Later, in the 20th century, the science of engineering eclipsed the master Architect. Minimalism and functionality ruled the day. A bridge was seen as beautiful if it made a graceful span with the lightest of materials, without any extraneous ornament or decoration. The prevailing belief was that for a structure to be honest, it would perform its mechanical functions efficiently.

This philosophy was promoted by the Godfather of modernism, Le Corbusier, and epitomized by his most notable residence, Villa Savoye. The fact that the roof leaked incessantly and rendered the place inhabitable did little to affect the architect who famously professed that a building was a machine for living.

Le Corbusier, living room, Villa Savoye, Poissy, 1931

From here, De Botton presents a different perspective which is not restricted to the tenets of classicism or modernism. His argument is that the beauty of architecture manifests itself when a building communicates the idea of happiness. But how does this happen? It may be anthropomorphic – when buildings exhibit an often literal representation of a living form – or psychological – when the human spirit itself is interpreted in bricks and mortar.

Examples abound.
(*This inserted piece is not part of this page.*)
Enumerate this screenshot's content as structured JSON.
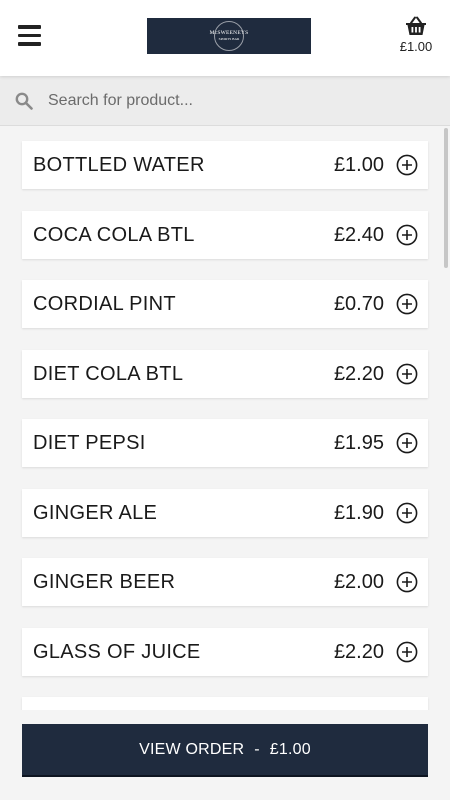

The rounded arches of a Roman loggia convey serenity and poise, while the pointed arches of a Gothic cathedral speaks of ardour and intensity. “We can be moved by a column that meets a roof with grace, by worn stone steps that hint at wisdom and by a Georgian doorway that demonstrates playfulness and courtesy in its fanlight window.”

De Botton goes on to describe the virtues of buildings that facilitate this conversation: order, balance, elegance and coherence.

Ducal Palace, Urbino
Thomas Leverton, fanlight window, Bedford Square, 1783

The Architecture of Happiness is organized as a sequence of ideas which eventually build into a recipe for reading our built environment. In the end, De Botton presents examples of contemporary architecture from Japan, Switzerland and the Netherlands that embody many of these characteristics. These buildings succeed in carrying the valuable lessons of the past while leading us into a “restless, global future”. They respond to the past without being nostalgic. They adapt to the local vernacular while exhibiting a universal appeal. And now I know why they make me happy.